Azure Cosmos DB (2018) - Murat was a CS professor who’s blog I was following for some time. Recently he’s made the jump to industry, at least for a Sabbatical, working on Microsoft’s Cosmos DB. I had some vague knowledge of it, as this sort of Spanner / Cloud Data Store type thing. But it seems it’s so much more than that. Or at least it attempts to. It’s wants to basically be a all-in-one database, with OLAP and OLTP support, distributed by default, planet scale geo-distribution by default and with all sorts of APIs for accessing it: SQL, Mongo etc. Probably fun to build against, but not so fun to depend on it, cause it’s unlikely anybody will be able to match it soon. Still, interesting read and the first of many detailing his work on the system.

The joys of circuit breaking (2018) - circuit breakers are a fundamental pattern when building distributed systems (at least the RPC based variety). They’re simple enough - if a service is consistent in failure, mark it as such as a caller and fail fast later. However, when combined with retries and rate-limiting the interactions are subtle and open up the avenue for interesting and catastrophic failures. Like the team at ZenDesk found out.

The many faces of consistency (2018) - a review of this paper. Both easy reads. The case is that consistency is kind of an overloaded term in the systems community. And the authors attempt to break it down into operational and state consistency, while giving examples of how the traditional notions (sequential consistency, linearizability etc) map to them. Good read. This is a field which is constantly evolving, so the terms are still fuzzy.

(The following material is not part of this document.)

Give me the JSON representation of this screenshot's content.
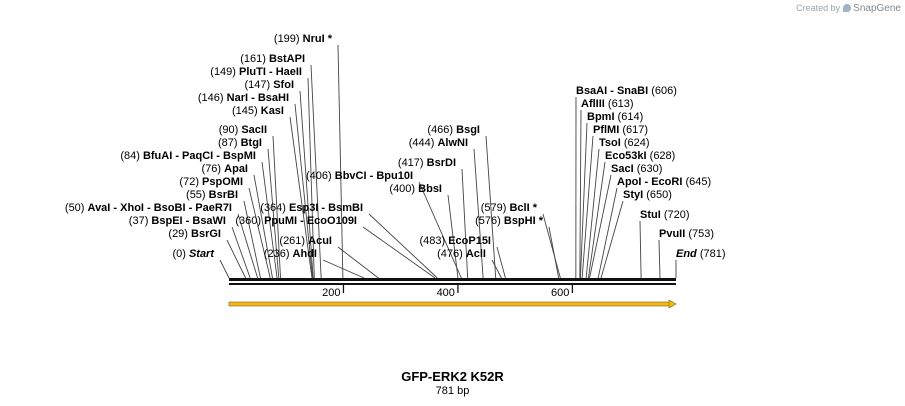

E-commerce at scale: inside Shopify’s tech stack (2018) - interesting read about Shopify’s architecture. The most interesting thing is their approach to sharding. Basically the whole setup is sharded - not just DBs or webservers, but caches, Redises etc. There’s a whole bunch of identical systems running inside Shopify, all of them handling various shops independently. This is quite interesting and a mix between the traditional “one-setup-per-client” some shops use, and “everyting-together” other SaaS companies use. Curious how they deal with centralised services for logging, monitoring etc. The biggest downside I can see is a more complex release process. You have to do N database migrations instead of one big one.